妄想「ウエストエクスプレス銀河」直流電化区間一筆書き1000km超えの旅

 117系は、JR西日本の京阪神地区などで使われていた直流型電車(1500ボルトの直流電源で走る車両)です。つまり1500ボルトで電化された区間なら、基本的に「WEST EXPRESS銀河」は走れるわけです。そこで、JR西日本の直流電化区間を一筆書きで長く走るルートを考えました。なお、狭あいトンネルなどは無視するものとします。

 山陽本線で下関駅(山口県下関市)を発車して小野田駅(同・山陽小野田市)に、そこから小野田線・宇部線を経由して宇部駅(同・宇部市)に。再び山陽本線で広島駅(広島市南区)に、そこから呉線や赤穂線、東海道本線を経由して東へ向かい尼崎駅(兵庫県尼崎市)に。ここから福知山線で福知山(京都府福知山市)へ抜け、山陰本線・舞鶴線・小浜線を経由して敦賀駅(福井県敦賀市)へ。再び太平洋側を目指し、北陸本線で米原駅(滋賀県米原市)に。東海道本線・奈良線・関西本線・和歌山線経由で和歌山駅(和歌山県和歌山市)に出て、紀勢本線で新宮駅(同・新宮市)まで。「直流電化区間一筆書き1000km超えの旅」はいかがでしょうか。海あり山ありの道中に加え、何度も途中で進行方向が変わるので、乗っていて飽きないことでしょう。

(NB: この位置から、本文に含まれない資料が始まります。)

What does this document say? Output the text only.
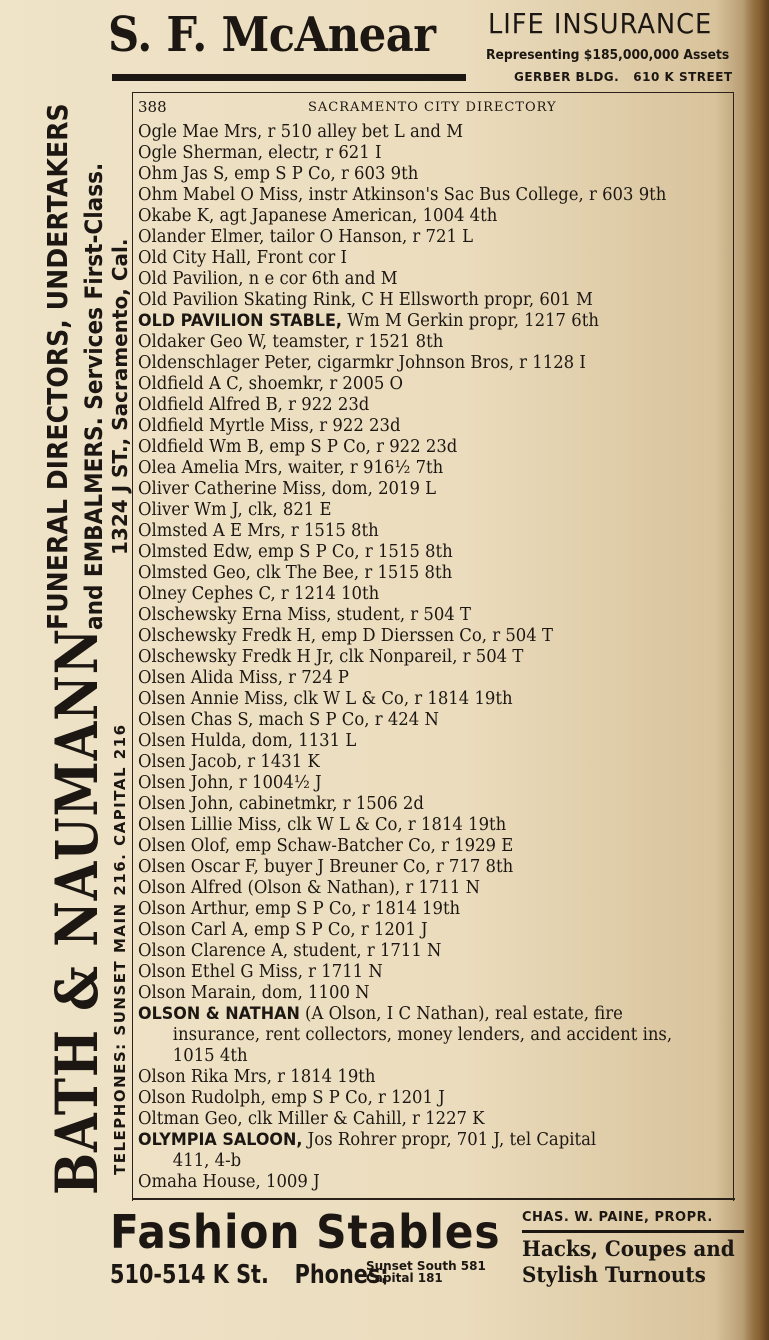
S. F. McAnear LIFE INSURANCE
Representing $185,000,000 Assets
GERBER BLDG.   610 K STREET
BATH & NAUMANN
FUNERAL DIRECTORS, UNDERTAKERS and EMBALMERS. Services First-Class.
TELEPHONES: SUNSET MAIN 216. CAPITAL 216
1324 J ST., Sacramento, Cal.
388	SACRAMENTO CITY DIRECTORY
Ogle Mae Mrs, r 510 alley bet L and M
Ogle Sherman, electr, r 621 I
Ohm Jas S, emp S P Co, r 603 9th
Ohm Mabel O Miss, instr Atkinson's Sac Bus College, r 603 9th
Okabe K, agt Japanese American, 1004 4th
Olander Elmer, tailor O Hanson, r 721 L
Old City Hall, Front cor I
Old Pavilion, n e cor 6th and M
Old Pavilion Skating Rink, C H Ellsworth propr, 601 M
OLD PAVILION STABLE, Wm M Gerkin propr, 1217 6th
Oldaker Geo W, teamster, r 1521 8th
Oldenschlager Peter, cigarmkr Johnson Bros, r 1128 I
Oldfield A C, shoemkr, r 2005 O
Oldfield Alfred B, r 922 23d
Oldfield Myrtle Miss, r 922 23d
Oldfield Wm B, emp S P Co, r 922 23d
Olea Amelia Mrs, waiter, r 916½ 7th
Oliver Catherine Miss, dom, 2019 L
Oliver Wm J, clk, 821 E
Olmsted A E Mrs, r 1515 8th
Olmsted Edw, emp S P Co, r 1515 8th
Olmsted Geo, clk The Bee, r 1515 8th
Olney Cephes C, r 1214 10th
Olschewsky Erna Miss, student, r 504 T
Olschewsky Fredk H, emp D Dierssen Co, r 504 T
Olschewsky Fredk H Jr, clk Nonpareil, r 504 T
Olsen Alida Miss, r 724 P
Olsen Annie Miss, clk W L & Co, r 1814 19th
Olsen Chas S, mach S P Co, r 424 N
Olsen Hulda, dom, 1131 L
Olsen Jacob, r 1431 K
Olsen John, r 1004½ J
Olsen John, cabinetmkr, r 1506 2d
Olsen Lillie Miss, clk W L & Co, r 1814 19th
Olsen Olof, emp Schaw-Batcher Co, r 1929 E
Olsen Oscar F, buyer J Breuner Co, r 717 8th
Olson Alfred (Olson & Nathan), r 1711 N
Olson Arthur, emp S P Co, r 1814 19th
Olson Carl A, emp S P Co, r 1201 J
Olson Clarence A, student, r 1711 N
Olson Ethel G Miss, r 1711 N
Olson Marain, dom, 1100 N
OLSON & NATHAN (A Olson, I C Nathan), real estate, fire
insurance, rent collectors, money lenders, and accident ins,
1015 4th
Olson Rika Mrs, r 1814 19th
Olson Rudolph, emp S P Co, r 1201 J
Oltman Geo, clk Miller & Cahill, r 1227 K
OLYMPIA SALOON, Jos Rohrer propr, 701 J, tel Capital
411, 4-b
Omaha House, 1009 J
Fashion Stables
510-514 K St. Phones:
Sunset South 581
Capital 181
CHAS. W. PAINE, PROPR.
Hacks, Coupes and
Stylish Turnouts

下関発新宮行きも可能? 新長距離列車「ウエストエクスプレス銀河」運行ルートを妄想

かつて東京~大阪間で運行していた寝台急行「銀河」(2003年7月、児山 計撮影)。

 また、実務面のことをまったく無視して考えれば、「WEST EXPRESS銀河」の名前の通り、往年の寝台急行「銀河」の運行区間だった東京~大阪間を走っても人気が出るかもしれません。

 岡山~高松間の快速「マリンライナー」のように、四国に直通しても楽しいでしょう。瀬戸大橋を渡って予讃線で松山駅へ。そこから観光列車「伊予灘ものがたり」と0系新幹線を模した「鉄道ホビートレイン」を乗り継いで窪川駅(高知県四万十町)へ向かうツアーは人気を呼ぶかもしれません。欲を言えば鉄道ファン向けに、伊予西条駅(愛媛県西条市)で「鉄道歴史パーク in SAIJO」に立ち寄る時間も確保してほしいです。

 2021年3月までの運行計画はほぼ決定している「WEST EXPRESS銀河」ですが、将来どのようなルートが設定されるのか、いまから楽しみです。